Cunha e Renan querem regulamentar aplicação do indexador da dívida dos estados

24/03/2015 - 17:46   •   Atualizado em 24/03/2015 - 18:48

J.Batista/Câmara dos Deputados
Presidente da Câmara dos Deputados Eduardo Cunha se reúne com Presidente do Senado Federal Renan Calheiros para discutir reforma política
Cunha (E): queremos que [a lei] seja implementada da forma como o texto foi sancionado pela presidente.

O presidente da Câmara dos Deputados, Eduardo Cunha, disse que fechou acordo com o presidente do Senado, Renan Calheiros, para encaminhar com urgência um projeto de lei complementar que regulamente a lei que alterou o indexador da dívida dos estados. O projeto (PLP 37/15) vai dar 30 dias para a aplicação dos novos indexadores em contratos dos entes federativos.

“Queremos que [a lei] seja implementada da forma como o texto foi sancionado pela presidente”, declarou Cunha, logo após sair de reunião com Renan, no gabinete do presidente do Senado.

A presidente Dilma Rousseff sancionou em novembro passado a lei que altera o indexador das dívidas de estados e municípios com a União (Lei Complementar 148/14). A medida foi aprovada pelos parlamentares para aliviar a situação fiscal dos governos estaduais e das prefeituras, mas o governo federal teme perdas futuras na arrecadação.

Segundo a lei, estados e municípios deverão assinar novos contratos com o governo federal, com juros limitados a 4% ao ano, mais atualização monetária com base no Índice Nacional de Preços ao Consumidor Amplo (IPCA). Opcionalmente, poderá ser usada como limite para os encargos a taxa Selic.

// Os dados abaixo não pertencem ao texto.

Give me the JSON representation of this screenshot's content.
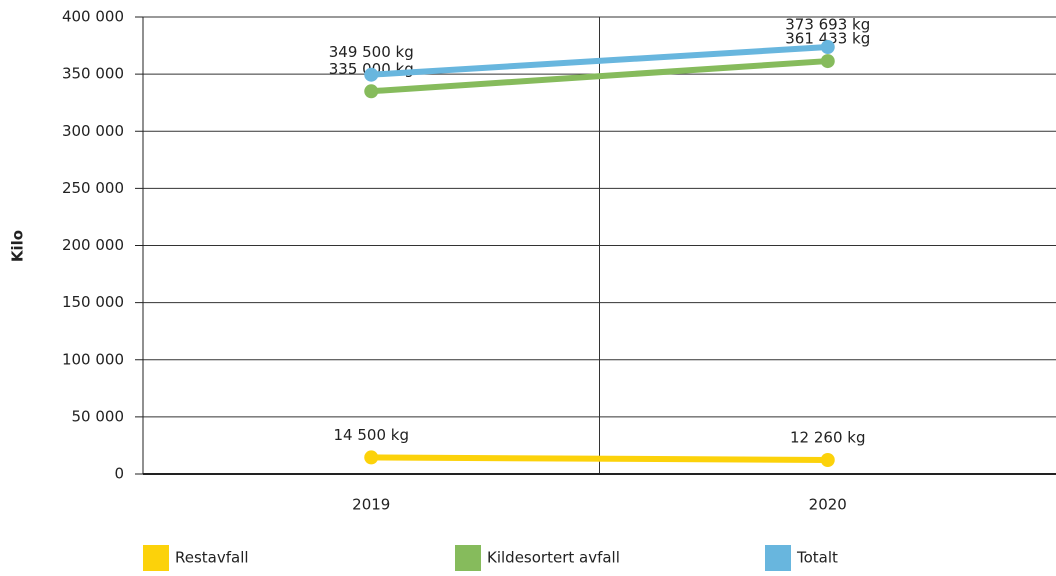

Hoje, os encargos são calculados com base no Índice Geral de Preços - Disponibilidade Interna (IGP-DI), mais juros que chegam a 9% em alguns casos.

Reforma política
Durante a reunião, Eduardo Cunha e Renan Calheiros também discutiram a reforma política. Cunha informou que será criado um grupo, formado por dois deputados e dois senadores, para selecionar o que é comum do tema nas duas Casas, de forma a dar celeridade na votação da reforma. Ele afirmou que a proposta de reforma política será aprovada a tempo de valer para as eleições municipais de 2016.

Salário mínimo
Sobre o anúncio do governo de que editará uma medida provisória para definir a regra de reajuste do salário mínimo, Cunha discordou do argumento da oposição de que essa medida é uma interferência indevida do Poder Executivo. “O Parlamento é que pautou o Executivo para valorizar o salário mínimo do trabalhador”, disse o presidente da Câmara.

Estava na pauta do Plenário um projeto de lei que prorroga a atual política de atualização do salário mínimo até 2019 (PL 7469/14). O texto-base da proposta já foi aprovado pelos deputados, que iriam analisar ainda destaques polêmicos, como o que estende o reajuste aos aposentados.

O projeto, no entanto, foi retirado de pauta depois que o governo anunciou a disposição de editar uma MP sobre o tema.